Kontroversi keberadaan vape sendiri sudah sering diperdebatkan, bahkan pemerintah telah membuat kebijakan agar vape menjadi barang yang diawasi dan dibatasi pemakaiannya. Saat itu pemerintah melalui Kementerian Perdagangan menilai perlunya menghentikan peredaran vape karena dianggap akan banyak merugikan kepentingan umum, khususnya membuat kesejahteraan petani tembakau terganggu.

Rencana ini tentunya sangat mengkhawatirkan bagi pengguna vape maupun para penjualnya. Melalui diskusi dan perdebatan panjang, akhirnya pemerintah memutuskan vape dapat tetap digunakan, namun akan dikenakan tarif cukai pada cairan kimia yang digunakan sebagai bahan utama rokok elektronik tersebut.

Kebijakan ini disambut dengan antusias oleh pengguna vape maupun para penjualnya. Vapor Squad Jakarta menilai penerapan cukai terhadap e-liquid ke depannya akan memajukan industri vape di Indonesia.

Kondisi ini rupanya sejalan dengan harapan pemerintah, karena penerimaan dari cukai e-liquid baru berjalan beberapa bulan sudah mencapai 200 milyar. Hal ini disampaikan oleh Direktur Jenderal Bea dan Cukai, Heru Pambudi yang mengatakan saar ini adalah masa penertiban sehinggan diharapkan tidak ada lagi yang tidak berpita. Untuk e-liquid walaupun kalah jauh dari penerimaan cukai hasil tembakau, namun mengingat kehadirannya di tanah air baru seumur jagung maka jumlah Rp200 milyar sudah menunjukkan perkembangan yang positif.

Terkait dengan kepatuhan, sejauh ini menurut Heru Pambudi sangat baik, karena respon pengusaha yang sangat positif dimana secara komunitas sudah menyadari dan kini membeli pita cukai,namun demikian otoritas Bea Cukai tidak akan segan-segan jika ada yang menyalahi aturan.

Dengan aturan ini, pengusaha liquid vape memiliki kepastian untuk berbisnis vape.

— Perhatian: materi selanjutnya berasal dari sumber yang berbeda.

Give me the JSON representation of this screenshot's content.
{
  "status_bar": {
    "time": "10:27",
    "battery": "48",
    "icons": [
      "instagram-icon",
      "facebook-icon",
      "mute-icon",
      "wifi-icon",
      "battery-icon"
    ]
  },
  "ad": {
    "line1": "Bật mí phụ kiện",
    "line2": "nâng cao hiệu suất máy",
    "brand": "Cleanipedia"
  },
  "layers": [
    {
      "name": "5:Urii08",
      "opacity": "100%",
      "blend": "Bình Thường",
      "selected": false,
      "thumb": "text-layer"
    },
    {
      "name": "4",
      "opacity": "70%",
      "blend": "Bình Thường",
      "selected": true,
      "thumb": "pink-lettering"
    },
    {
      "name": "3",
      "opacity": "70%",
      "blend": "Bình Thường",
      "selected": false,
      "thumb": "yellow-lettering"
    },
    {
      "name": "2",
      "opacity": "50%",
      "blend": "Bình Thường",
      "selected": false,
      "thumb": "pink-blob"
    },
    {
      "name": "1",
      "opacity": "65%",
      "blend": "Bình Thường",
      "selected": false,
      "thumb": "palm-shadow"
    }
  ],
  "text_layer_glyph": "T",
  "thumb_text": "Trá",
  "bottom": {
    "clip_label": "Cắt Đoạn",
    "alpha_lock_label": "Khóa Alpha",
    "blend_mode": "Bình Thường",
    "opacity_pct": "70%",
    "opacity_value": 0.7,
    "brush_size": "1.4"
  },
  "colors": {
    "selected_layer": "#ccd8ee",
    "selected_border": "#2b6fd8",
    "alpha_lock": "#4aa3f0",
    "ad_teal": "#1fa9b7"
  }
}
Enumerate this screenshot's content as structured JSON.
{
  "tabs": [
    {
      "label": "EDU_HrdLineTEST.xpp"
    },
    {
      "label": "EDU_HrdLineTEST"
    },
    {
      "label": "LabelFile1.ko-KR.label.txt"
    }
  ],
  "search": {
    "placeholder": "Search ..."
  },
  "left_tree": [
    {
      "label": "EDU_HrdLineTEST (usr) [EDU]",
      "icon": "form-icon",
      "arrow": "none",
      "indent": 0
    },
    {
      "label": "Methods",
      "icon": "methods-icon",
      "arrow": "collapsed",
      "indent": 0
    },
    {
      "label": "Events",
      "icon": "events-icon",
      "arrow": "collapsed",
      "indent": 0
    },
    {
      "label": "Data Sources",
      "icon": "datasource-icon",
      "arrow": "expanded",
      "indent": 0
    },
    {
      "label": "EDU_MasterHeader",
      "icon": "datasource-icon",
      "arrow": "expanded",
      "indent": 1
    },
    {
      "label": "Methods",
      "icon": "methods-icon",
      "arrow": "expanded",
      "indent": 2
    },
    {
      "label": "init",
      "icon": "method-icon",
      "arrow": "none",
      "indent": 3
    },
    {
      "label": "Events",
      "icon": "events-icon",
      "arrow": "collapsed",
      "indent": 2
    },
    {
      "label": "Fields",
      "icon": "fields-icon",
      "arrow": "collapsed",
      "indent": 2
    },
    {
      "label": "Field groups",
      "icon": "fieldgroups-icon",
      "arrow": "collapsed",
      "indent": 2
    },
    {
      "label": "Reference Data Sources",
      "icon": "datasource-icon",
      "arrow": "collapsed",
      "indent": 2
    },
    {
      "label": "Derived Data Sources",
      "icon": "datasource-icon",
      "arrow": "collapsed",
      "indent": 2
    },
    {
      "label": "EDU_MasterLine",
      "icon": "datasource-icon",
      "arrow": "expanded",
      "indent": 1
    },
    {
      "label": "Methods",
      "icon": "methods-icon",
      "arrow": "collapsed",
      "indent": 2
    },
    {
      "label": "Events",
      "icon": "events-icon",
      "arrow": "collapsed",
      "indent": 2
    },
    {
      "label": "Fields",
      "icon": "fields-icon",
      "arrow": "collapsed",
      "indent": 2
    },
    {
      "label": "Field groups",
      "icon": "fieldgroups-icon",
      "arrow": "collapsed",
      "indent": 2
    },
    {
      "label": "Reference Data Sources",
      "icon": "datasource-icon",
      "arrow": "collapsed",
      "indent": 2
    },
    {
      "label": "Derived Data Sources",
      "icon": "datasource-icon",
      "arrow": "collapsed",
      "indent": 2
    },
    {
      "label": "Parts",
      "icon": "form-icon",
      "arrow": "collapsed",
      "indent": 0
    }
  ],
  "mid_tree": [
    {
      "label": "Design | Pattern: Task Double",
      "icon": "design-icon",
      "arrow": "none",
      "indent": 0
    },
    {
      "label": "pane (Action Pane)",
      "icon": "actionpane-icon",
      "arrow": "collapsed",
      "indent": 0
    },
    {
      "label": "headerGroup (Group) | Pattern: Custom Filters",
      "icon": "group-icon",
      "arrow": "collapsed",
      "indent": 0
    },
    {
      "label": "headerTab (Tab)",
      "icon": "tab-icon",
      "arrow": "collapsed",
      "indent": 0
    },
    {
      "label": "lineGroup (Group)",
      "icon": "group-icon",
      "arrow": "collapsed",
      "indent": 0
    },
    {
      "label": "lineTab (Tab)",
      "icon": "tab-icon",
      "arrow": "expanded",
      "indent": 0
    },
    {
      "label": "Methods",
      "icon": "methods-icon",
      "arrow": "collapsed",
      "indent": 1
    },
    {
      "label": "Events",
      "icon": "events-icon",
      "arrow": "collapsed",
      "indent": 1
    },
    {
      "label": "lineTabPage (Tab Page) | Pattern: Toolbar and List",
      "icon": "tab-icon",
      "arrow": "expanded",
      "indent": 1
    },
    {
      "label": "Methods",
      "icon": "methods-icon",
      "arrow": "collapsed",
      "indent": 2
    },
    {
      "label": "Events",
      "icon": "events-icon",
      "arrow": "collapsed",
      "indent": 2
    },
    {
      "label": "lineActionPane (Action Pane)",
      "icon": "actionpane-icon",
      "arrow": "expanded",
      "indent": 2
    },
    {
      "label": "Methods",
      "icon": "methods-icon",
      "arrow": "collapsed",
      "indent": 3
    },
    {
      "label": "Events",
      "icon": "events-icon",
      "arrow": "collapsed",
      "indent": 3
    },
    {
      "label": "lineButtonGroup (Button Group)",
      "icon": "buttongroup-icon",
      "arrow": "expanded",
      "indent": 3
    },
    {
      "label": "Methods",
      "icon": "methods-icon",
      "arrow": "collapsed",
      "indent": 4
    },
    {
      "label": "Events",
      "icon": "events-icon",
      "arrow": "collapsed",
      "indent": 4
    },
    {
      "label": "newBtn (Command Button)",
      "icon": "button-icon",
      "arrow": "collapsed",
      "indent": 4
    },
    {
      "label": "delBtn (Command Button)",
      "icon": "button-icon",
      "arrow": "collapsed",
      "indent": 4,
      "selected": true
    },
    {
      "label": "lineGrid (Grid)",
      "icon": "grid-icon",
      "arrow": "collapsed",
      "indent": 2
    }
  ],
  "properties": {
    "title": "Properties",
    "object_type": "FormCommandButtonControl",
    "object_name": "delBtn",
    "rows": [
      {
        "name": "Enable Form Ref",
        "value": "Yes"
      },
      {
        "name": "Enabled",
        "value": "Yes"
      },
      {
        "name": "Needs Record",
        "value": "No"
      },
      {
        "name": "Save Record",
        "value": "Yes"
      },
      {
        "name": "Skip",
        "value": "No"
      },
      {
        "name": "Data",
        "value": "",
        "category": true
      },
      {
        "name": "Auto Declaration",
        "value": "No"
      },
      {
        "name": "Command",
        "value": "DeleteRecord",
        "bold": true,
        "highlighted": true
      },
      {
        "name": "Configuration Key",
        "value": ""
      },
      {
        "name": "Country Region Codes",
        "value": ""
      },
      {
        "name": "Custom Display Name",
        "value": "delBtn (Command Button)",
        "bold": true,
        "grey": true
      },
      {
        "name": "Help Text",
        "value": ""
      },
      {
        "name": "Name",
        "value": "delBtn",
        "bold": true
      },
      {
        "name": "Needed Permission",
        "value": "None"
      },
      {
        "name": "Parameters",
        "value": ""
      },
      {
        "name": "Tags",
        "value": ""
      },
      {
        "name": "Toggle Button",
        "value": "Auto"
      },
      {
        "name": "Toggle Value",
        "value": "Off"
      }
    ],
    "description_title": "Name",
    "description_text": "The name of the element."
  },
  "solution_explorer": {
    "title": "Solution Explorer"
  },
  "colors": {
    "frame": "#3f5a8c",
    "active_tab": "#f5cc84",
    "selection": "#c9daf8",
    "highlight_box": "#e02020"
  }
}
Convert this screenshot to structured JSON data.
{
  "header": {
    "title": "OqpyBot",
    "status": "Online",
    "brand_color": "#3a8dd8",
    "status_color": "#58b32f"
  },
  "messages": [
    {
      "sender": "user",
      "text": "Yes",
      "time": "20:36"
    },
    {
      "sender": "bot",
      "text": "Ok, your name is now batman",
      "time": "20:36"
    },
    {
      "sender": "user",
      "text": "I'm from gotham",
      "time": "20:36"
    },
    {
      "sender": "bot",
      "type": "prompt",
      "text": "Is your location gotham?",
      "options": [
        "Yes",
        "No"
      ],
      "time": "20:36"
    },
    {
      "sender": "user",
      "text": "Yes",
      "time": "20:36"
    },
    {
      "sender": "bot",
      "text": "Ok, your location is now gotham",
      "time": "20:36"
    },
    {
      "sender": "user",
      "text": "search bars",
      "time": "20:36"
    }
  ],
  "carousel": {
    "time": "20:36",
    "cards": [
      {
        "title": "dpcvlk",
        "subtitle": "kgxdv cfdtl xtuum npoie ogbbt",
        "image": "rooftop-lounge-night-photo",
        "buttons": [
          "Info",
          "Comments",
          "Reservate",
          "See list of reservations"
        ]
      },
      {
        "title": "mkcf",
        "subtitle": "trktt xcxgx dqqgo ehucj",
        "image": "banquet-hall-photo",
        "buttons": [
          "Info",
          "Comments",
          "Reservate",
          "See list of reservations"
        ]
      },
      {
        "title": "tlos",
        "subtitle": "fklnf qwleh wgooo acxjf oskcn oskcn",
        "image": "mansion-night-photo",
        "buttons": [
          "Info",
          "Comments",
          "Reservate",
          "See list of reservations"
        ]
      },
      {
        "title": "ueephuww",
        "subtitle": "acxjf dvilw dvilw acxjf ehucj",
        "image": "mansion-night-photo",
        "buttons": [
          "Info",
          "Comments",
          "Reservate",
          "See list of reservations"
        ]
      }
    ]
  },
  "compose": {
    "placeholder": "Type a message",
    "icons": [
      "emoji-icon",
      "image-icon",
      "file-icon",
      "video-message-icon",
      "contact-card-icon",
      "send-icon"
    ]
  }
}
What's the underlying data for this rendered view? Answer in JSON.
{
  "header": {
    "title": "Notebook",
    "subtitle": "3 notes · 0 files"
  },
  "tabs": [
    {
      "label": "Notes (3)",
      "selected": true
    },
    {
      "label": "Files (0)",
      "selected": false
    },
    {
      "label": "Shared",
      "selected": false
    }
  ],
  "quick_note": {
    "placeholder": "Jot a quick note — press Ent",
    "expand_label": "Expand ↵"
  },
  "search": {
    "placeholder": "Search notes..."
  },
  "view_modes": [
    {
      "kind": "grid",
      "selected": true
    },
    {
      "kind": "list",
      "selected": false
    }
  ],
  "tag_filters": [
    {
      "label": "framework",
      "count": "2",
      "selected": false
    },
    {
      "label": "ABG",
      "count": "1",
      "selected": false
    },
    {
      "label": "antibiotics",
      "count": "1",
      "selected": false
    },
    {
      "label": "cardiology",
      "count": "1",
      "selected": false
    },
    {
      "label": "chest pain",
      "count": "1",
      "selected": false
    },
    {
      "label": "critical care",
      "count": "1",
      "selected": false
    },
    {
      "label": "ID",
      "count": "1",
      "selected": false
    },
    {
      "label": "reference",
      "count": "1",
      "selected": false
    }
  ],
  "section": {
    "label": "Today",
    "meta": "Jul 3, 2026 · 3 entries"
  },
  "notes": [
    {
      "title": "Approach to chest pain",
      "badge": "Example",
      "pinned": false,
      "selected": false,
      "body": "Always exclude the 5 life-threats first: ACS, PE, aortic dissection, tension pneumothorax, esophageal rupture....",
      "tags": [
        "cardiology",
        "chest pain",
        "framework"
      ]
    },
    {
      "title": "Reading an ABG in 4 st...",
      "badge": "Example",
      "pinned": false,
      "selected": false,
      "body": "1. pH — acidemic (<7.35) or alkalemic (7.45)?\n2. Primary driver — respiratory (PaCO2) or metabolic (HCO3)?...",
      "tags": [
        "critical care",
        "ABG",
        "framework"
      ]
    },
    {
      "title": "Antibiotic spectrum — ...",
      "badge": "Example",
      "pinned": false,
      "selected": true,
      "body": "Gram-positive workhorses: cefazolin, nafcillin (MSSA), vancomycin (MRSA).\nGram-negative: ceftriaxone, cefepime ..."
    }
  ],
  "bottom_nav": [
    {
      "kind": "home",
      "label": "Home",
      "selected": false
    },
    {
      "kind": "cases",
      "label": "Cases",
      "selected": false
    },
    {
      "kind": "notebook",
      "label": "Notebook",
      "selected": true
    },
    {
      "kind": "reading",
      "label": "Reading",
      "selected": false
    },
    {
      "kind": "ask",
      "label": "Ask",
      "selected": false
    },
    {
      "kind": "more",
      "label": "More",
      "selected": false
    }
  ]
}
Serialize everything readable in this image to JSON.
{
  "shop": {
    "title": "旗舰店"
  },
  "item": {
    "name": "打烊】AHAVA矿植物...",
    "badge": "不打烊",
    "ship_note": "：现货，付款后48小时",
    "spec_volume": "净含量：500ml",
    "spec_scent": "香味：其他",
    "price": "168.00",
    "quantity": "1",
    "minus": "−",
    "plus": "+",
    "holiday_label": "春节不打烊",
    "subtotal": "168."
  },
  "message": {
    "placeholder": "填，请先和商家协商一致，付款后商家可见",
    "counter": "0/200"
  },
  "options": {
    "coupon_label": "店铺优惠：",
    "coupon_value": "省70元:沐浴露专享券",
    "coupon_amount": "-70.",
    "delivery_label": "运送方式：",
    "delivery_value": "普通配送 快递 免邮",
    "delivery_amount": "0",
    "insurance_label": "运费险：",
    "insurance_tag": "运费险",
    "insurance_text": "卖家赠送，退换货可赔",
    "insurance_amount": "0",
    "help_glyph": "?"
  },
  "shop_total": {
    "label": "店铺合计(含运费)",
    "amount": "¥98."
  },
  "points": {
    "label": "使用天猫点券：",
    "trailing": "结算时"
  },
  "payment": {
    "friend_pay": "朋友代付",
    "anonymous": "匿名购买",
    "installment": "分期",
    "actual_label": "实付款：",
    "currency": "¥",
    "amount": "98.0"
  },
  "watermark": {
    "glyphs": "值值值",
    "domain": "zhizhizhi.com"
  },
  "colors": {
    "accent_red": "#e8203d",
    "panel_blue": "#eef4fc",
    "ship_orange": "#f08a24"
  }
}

Bahkan pegusaha juga percaya diri bisa mengekspor liquid vap dari dalam negeri. Bahkan permintaan sudah ada dan kini masih dalam proses untuk ekspor. Kondisi ini tentu tidak disia-siakan oleh Bea Cukai, adanya peluang ekspor akan didukung sepenuhnya dengan memberikan insentif fiskal berupa pembebasan bea masuk untuk bahan baku dan pajak impornya.

Dengan resminya vape sebagai barang kena cukai dan menjadi barang yang dibatasi dan diawasi, membuat para vapers merasa tenang dan nyaman mengkonsumsinya. Karena selama ini vape dianggap barang ilegal dan dapat merusak kesehatan.

Nah berbicara mengenai kesehatan, tentunya semua rokok konvensional maupun elektronik memiliki dampak negatif pada kesehatan.

Sebagai barang baru yang memiliki cukup banyak peminat, penggunaan vape tentunya tidak dapat dilihat dari satu sisi saja, secara kesehatan sudah tentu akan merusak organ tubuh, namun dari sisi perekonomian hal ini melahirkan objek cukai baru yang akan otomatis akan menambah penerimaan negara dengan jumlah yang tidak sedikit. Bagaimana kita menyikapi vape ini tentunya dikembalikan kepada diri masing-masing.